Questa è una storia vera, che riflette un pezzetto della vita comunitaria, che fa vedere lo spirito con cui si può vivere una vita comunitaria. La carità nelle piccole e nelle grandi cose. Quella giovane avrebbe potuto pensare: “Sì, ma domani andrò dalla priora e dirò che invii una più forte ad aiutare questa vecchia perché non ce la faccio”. Non pensò così. Credette nell’obbedienza: “L’obbedienza mi ha dato questo mestiere e lo farò”. Con la forza dell’obbedienza faceva con carità squisita questo lavoro. So che tutte voi, suore di clausura, siete venute per stare vicine al Signore, per cercare la via della perfezione; ma la via della perfezione si trova in questi piccoli passi sulla strada dell’obbedienza. Piccoli passi di carità e di amore. Piccoli passi che sembrano niente, ma sono piccoli passi che attirano, che “fanno schiavo” Dio, piccoli fili che “imprigionano” Dio. Questo pensava la giovane: ai fili con cui imprigionava Dio, alle corde, corde di amore, che sono i piccoli atti di carità, piccoli, piccolissimi, perché la nostra piccola anima non può fare grandi cose.
Sii coraggiosa! Il coraggio di fare i piccoli passi, il coraggio di credere che, attraverso la mia piccolezza, Dio è felice, e compie la salvezza del mondo. “No ma io penso che deve cambiare la vita religiosa, deve essere più perfetta, più vicina a Dio, e per questo io voglio diventare priora, capitolare, per cambiare le cose!...”. Non dico che qualcuna di voi pensi questo… Ma il diavolo si insinua in questi pensieri. Se tu vuoi cambiare non solo il monastero, non solo la vita religiosa - cambiare e salvare con Gesù -, salvare il mondo incomincia con questi piccoli atti di amore, di rinuncia a sé stessi, che imprigionano Dio e lo portano tra noi.
Torniamo alla storia della giovane e della vecchia. Una di quelle sere, prima di cena, mentre andavano dal coro al refettorio – uscivano dieci minuti prima dal coro per andare al refettorio, passo passo – Teresa sentì una musica, da fuori…: c’era musica di festa, di ballo… E pensò a una festa dove le giovani e i giovani ballavano, onestamente, una bella festa di famiglia… forse nozze, compleanno… Pensò alla musica, a tutto quello… E sentì qualcosa dentro; forse ha sentito: “Sarebbe bello stare lì”, non so… E subito, decisa, disse al Signore che mai, mai avrebbe cambiato per quella festa mondana uno solo dei suoi gesti con la suora vecchietta. Questi la rendevano più felice di tutti i balli del mondo.
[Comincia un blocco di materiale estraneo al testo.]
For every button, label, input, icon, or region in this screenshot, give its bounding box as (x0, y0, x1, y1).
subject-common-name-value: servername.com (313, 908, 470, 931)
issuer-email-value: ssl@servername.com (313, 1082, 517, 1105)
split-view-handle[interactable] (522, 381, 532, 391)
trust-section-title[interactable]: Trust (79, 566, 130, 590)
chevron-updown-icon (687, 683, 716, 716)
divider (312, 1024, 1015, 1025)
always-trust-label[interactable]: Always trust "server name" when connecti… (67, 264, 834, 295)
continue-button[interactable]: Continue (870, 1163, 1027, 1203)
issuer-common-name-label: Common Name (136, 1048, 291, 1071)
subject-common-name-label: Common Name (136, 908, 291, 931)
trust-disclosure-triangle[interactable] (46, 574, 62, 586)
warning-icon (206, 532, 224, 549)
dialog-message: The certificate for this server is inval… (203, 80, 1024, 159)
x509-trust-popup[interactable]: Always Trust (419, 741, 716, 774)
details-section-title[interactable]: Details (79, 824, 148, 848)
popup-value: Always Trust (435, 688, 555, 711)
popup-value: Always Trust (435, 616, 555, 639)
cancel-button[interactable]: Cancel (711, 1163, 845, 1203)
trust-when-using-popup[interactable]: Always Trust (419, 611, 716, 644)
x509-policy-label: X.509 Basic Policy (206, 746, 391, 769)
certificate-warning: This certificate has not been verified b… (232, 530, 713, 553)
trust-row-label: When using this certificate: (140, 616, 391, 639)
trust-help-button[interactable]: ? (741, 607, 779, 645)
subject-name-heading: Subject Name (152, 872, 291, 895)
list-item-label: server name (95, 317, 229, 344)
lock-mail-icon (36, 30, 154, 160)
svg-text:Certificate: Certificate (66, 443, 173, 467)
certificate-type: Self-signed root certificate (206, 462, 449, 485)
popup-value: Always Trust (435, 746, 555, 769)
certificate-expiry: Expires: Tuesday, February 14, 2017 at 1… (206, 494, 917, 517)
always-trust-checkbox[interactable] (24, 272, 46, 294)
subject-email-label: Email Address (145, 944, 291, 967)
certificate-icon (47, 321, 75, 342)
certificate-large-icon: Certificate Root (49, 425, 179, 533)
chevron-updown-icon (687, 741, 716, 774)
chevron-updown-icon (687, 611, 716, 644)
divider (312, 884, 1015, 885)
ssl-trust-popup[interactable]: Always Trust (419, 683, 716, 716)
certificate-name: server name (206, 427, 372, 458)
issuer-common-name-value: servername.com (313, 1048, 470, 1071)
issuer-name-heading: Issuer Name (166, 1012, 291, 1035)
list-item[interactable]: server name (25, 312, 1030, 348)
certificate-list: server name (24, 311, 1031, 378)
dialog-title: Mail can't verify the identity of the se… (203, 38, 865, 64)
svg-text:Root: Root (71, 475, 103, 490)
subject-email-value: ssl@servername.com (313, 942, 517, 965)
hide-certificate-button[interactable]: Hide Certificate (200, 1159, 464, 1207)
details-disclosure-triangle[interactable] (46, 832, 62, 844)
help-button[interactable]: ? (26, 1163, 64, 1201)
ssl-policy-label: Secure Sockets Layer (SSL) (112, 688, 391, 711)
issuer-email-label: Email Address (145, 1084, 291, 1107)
Sicuramente, a voi, la mondanità arriverà in tante forme nascoste. Sappiate discernere, con la priora, con la comunità in capitolo, discernere le voci della mondanità, perché non entrino in clausura. La mondanità non è una suora di clausura, anzi, è una capra che va per le sue strade, porta fuori dalla clausura… Quando ti vengono pensieri di mondanità, chiudi la porta e pensa ai piccoli atti di amore: questi salvano il mondo. Teresa preferì custodire la vecchietta e andare avanti.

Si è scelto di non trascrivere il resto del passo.